Real-time Travel Time (TT) information has become an essential component of daily life in modern society. With reliable TT information, road users can increase their productivity by choosing less congested routes or adjusting their trip schedules. Drivers normally prefer departure time-based TT, but most agencies in Korea still provide arrival time-based TT with probe data from Dedicated Short-Range Communications (DSRC) scanners due to a lack of robust prediction techniques. Recently, interest has focused on the conventional k-nearest neighbor (k-NN) method that uses the Euclidean distance for real-time TT prediction. However, conventional k-NN still shows some deficiencies under certain conditions.

Methods:

This article identifies the cases where conventional k-NN has shortcomings and proposes an improved k-NN method that employs a correlation coefficient as a measure of distance and applies a regression equation to compensate for the difference between current and historical TT.

Results:

The superiority of the suggested method over conventional k-NN was verified using DSRC probe data gathered on a signalized suburban arterial in Korea, resulting in a decrease in TT prediction error of 3.7 percent points on average.
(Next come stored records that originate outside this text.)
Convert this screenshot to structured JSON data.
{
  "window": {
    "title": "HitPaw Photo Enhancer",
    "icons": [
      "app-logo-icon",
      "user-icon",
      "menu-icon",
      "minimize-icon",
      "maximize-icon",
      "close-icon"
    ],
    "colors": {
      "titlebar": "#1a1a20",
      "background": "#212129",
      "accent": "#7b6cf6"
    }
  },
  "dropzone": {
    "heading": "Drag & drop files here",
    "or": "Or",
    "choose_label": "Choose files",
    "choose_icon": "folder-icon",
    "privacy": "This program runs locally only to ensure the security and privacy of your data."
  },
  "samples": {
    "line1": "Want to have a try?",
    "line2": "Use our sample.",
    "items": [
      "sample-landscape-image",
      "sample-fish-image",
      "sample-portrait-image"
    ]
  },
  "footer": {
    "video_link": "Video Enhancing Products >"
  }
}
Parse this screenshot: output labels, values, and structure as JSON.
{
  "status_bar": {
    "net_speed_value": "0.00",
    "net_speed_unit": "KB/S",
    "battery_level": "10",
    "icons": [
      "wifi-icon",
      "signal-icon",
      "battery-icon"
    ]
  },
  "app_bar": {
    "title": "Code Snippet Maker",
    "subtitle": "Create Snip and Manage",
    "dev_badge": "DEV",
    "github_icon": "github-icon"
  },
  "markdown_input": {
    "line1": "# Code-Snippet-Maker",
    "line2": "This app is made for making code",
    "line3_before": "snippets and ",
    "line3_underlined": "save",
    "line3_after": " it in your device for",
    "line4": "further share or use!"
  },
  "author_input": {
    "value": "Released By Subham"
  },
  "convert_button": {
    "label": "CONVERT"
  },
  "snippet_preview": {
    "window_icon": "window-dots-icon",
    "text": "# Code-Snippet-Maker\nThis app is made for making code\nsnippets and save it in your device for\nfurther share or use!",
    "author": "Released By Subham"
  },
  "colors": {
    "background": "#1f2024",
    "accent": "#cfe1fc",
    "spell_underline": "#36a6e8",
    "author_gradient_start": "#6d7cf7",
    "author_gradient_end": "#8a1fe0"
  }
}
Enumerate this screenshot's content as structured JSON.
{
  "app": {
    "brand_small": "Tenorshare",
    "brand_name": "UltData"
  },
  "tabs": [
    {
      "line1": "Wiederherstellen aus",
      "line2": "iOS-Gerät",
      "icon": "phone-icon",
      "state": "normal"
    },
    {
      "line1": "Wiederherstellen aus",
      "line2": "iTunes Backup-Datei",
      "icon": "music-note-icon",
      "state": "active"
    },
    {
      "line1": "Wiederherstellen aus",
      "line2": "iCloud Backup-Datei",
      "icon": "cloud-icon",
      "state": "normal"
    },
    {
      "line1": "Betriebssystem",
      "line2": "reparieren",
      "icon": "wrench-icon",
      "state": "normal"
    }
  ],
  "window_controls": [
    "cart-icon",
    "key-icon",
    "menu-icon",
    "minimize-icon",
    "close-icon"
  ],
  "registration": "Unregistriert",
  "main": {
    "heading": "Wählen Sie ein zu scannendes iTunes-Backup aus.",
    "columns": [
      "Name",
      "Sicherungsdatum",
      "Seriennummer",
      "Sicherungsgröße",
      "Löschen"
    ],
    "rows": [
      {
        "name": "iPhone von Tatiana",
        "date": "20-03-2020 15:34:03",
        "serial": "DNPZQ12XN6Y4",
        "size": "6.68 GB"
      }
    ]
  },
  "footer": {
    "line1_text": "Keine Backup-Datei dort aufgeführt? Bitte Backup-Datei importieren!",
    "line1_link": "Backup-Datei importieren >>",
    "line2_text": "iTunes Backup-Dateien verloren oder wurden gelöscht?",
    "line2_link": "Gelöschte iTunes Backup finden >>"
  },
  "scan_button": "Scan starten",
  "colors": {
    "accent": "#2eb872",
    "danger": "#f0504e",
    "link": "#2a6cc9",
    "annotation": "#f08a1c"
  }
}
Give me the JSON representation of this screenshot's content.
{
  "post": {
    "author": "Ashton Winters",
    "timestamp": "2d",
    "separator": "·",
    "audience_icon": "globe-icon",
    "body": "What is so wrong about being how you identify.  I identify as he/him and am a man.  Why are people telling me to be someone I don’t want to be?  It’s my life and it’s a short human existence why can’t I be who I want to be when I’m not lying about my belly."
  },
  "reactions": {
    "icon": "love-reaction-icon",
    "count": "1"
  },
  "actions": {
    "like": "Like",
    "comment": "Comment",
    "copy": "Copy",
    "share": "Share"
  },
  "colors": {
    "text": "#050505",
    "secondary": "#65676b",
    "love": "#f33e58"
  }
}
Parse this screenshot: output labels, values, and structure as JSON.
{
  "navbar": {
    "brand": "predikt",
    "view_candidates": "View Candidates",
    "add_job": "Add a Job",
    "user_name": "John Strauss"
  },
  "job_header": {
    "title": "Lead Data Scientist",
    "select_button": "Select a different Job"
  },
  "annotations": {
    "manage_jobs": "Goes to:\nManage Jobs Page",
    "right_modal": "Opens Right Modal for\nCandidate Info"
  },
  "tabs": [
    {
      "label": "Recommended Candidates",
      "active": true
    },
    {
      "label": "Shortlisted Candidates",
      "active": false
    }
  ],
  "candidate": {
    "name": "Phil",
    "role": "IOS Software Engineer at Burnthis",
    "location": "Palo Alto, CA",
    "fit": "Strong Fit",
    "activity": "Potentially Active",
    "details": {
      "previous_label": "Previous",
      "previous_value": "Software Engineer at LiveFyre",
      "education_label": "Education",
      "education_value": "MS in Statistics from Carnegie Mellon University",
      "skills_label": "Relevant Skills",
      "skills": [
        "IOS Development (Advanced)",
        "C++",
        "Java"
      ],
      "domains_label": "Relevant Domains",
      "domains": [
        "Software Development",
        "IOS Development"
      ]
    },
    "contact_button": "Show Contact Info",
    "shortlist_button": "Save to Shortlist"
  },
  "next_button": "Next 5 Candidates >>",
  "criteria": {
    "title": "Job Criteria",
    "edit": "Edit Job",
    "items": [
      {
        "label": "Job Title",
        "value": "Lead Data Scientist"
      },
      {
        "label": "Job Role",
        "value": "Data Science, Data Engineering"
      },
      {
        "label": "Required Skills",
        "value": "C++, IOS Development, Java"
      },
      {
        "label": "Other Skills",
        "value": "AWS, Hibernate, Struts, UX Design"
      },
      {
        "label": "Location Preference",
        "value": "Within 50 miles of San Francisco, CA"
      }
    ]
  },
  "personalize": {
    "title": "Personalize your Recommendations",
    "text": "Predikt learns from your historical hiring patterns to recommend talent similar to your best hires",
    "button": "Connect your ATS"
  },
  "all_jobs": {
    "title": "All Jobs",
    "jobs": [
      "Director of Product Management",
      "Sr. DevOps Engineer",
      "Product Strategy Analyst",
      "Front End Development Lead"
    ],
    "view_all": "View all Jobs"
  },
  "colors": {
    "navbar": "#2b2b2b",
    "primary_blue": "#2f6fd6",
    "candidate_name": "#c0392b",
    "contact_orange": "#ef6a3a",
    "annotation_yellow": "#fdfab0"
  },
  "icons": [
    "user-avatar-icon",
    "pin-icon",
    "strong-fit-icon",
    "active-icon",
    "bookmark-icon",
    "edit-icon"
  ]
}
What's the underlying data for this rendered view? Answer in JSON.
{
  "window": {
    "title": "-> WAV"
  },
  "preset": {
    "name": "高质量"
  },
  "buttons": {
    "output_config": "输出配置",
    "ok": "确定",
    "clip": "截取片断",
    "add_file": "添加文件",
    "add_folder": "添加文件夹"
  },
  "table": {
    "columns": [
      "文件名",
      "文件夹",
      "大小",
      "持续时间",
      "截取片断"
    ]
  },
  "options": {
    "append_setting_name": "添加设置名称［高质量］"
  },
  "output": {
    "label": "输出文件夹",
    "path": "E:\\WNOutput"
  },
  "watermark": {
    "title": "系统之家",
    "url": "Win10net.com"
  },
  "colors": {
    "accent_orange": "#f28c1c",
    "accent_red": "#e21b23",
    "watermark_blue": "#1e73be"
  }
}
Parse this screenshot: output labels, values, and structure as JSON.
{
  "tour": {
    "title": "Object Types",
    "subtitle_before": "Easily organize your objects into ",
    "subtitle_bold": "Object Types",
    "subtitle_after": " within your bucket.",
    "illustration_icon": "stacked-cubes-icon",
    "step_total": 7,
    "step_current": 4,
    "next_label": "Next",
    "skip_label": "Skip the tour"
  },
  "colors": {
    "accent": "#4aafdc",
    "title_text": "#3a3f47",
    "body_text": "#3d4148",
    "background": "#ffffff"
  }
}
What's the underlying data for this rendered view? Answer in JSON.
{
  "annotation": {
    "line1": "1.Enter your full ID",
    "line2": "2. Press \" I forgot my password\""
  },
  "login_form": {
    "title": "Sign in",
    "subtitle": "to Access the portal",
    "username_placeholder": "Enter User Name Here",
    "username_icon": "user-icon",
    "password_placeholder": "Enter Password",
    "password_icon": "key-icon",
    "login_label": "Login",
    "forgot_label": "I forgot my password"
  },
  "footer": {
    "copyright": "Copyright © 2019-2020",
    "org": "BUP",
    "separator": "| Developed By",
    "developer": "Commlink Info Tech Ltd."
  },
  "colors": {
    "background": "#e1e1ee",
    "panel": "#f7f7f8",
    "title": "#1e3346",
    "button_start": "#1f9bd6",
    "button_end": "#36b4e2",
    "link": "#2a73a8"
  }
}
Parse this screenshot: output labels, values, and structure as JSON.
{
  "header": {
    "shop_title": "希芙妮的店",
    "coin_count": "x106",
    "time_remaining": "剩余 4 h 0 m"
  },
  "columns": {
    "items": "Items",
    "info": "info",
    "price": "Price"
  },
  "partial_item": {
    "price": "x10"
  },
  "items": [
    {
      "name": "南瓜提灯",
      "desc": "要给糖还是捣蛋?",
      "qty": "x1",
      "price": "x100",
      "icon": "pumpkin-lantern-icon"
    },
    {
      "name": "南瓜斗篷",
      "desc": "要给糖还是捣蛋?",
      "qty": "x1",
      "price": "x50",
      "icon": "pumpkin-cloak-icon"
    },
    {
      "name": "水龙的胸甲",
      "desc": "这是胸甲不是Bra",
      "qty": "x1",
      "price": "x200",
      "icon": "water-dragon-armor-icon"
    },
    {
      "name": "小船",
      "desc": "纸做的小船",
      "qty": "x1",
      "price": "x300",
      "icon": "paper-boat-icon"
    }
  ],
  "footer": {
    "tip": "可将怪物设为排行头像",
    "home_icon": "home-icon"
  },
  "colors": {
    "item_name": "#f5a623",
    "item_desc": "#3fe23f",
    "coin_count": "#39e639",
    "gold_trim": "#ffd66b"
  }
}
Performance during transition periods where TTs are falling immediately after rising exhibited statistically significant differences by paired t-tests at a significance level of 0.05, yielding p-values of 0.03 and 0.003 for two-day data.

Conclusion:

The method presented in this study can enhance the accuracy of real-time TT information and consequently improve the productivity of road users.

Keywords: : Travel time, Prediction, k-nearest neighbor, Correlation coefficient, Regression equation, DSRC.